Existen tres motivos distintos para sudar. Sudé cuando, haciendo el camino de Santiago, subía los puertos de montaña en bicicleta; o después de una veloz carrera jugando al fútbol, o durante un combate de karate. Sudé también en Madrid durante un caluroso verano, y en Sevilla, maravillosa ciudad en primavera, algo menos en el tórrido estío. No recuerdo, sin embargo, haber transpirado en alguna de la media docena de situaciones de intenso estrés en la que me hallé inmerso a lo largo de la vida.
Tres millones de glándulas sudoríparas, distribuidas por todo el cuerpo y que desembocan en los poros de la piel, producen el sudor. Las glándulas sudoríparas ecrinas, abundantes y concentradas  en las palmas de las manos, plantas de los pies y en la frente, desembocan directamente al exterior y segregan un litro diario de sudor cuando permanecemos en reposo, o, entre setecientos mililitros y litro y medio, cada hora, durante un esfuerzo. El contenido de las glándulas sudoríparas apocrinas, escasas y localizadas en las axilas, perineo, pubis, párpados y conducto auditivo externo, sale al exterior, junto con el sebo producido por las glándulas sebáceas, en forma de emulsión hidrolipídica, que evita que se deshidrate la piel y es responsable de su suavidad.
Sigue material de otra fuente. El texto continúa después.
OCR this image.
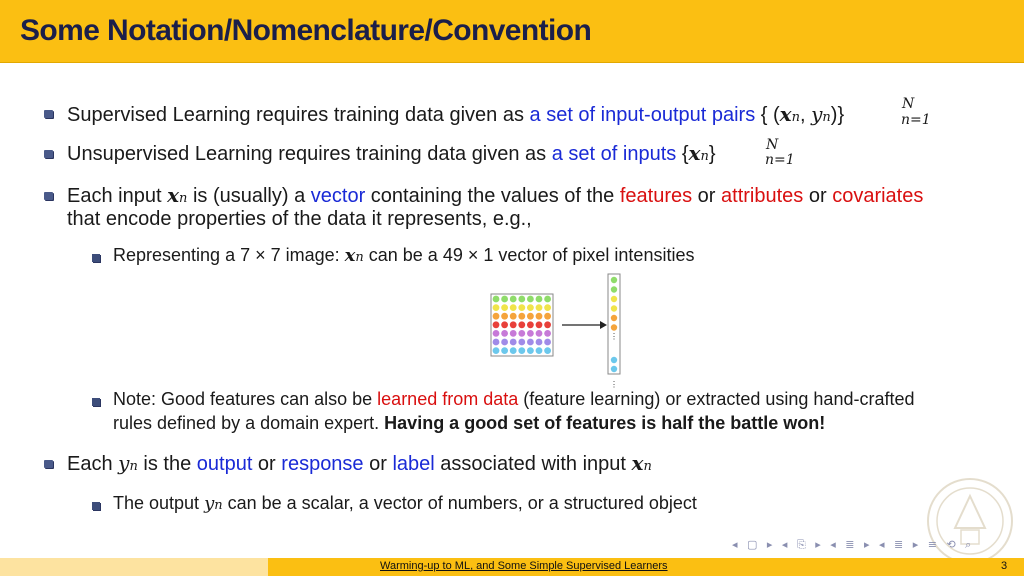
Some Notation/Nomenclature/Convention
Supervised Learning requires training data given as a set of input-output pairs { (xn, yn)}	N
n=1
Unsupervised Learning requires training data given as a set of inputs {xn}	N
n=1
Each input xn is (usually) a vector containing the values of the features or attributes or covariates
that encode properties of the data it represents, e.g.,
Representing a 7 × 7 image: xn can be a 49 × 1 vector of pixel intensities
⋮
⋮
Note: Good features can also be learned from data (feature learning) or extracted using hand-crafted
rules defined by a domain expert. Having a good set of features is half the battle won!
Each yn is the output or response or label associated with input xn
The output yn can be a scalar, a vector of numbers, or a structured object
◂ ▢ ▸ ◂ ⎘ ▸ ◂ ≣ ▸ ◂ ≣ ▸ ≡ ⟲ ⌕
Warming-up to ML, and Some Simple Supervised Learners	3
El sudor contiene agua, un noventa y ocho por ciento; también sales minerales, ácido úrico, amoníaco, urea, vitamina C, ácido láctico (que atrae a los mosquitos), y varias sustancias complejas: como el ácido urocánico, un filtro natural que nos protege de la radiación solar, las feromonas y la dermicidina, un antibiótico más eficaz que los hoy utilizados. Y hago este afirmación porque las bacterias no desarrollan resistencia contra ella; ya se ha comprobado que destruye las Mycobacterium tuberculosis, bacterias responsables de la tuberculosis, y las Staphylococcus aureus, bacterias de la piel principales causantes de las infecciones intrahospitalarias. No, el sudor por sí mismo no huele, aunque algunas de las sustancias excretadas, al ser descompuestas por las bacterias externas, generan olores molestos.
Además de mantener la temperatura corporal constante, que es su función principal, el sudor puede ser una vía para eliminar toxinas del organismo: como el arsénico, cadmio, plomo y mercurio; o el bisfenol-A (BPA): se comprobó que dieciséis, de los veinte participantes en un experimento, lo eliminaron en el sudor; quizá también podrían eliminarse los piroretardantes y ftalatos. De esta función deduzca el juicioso lector las virtudes de la sauna y de la práctica de los deportes.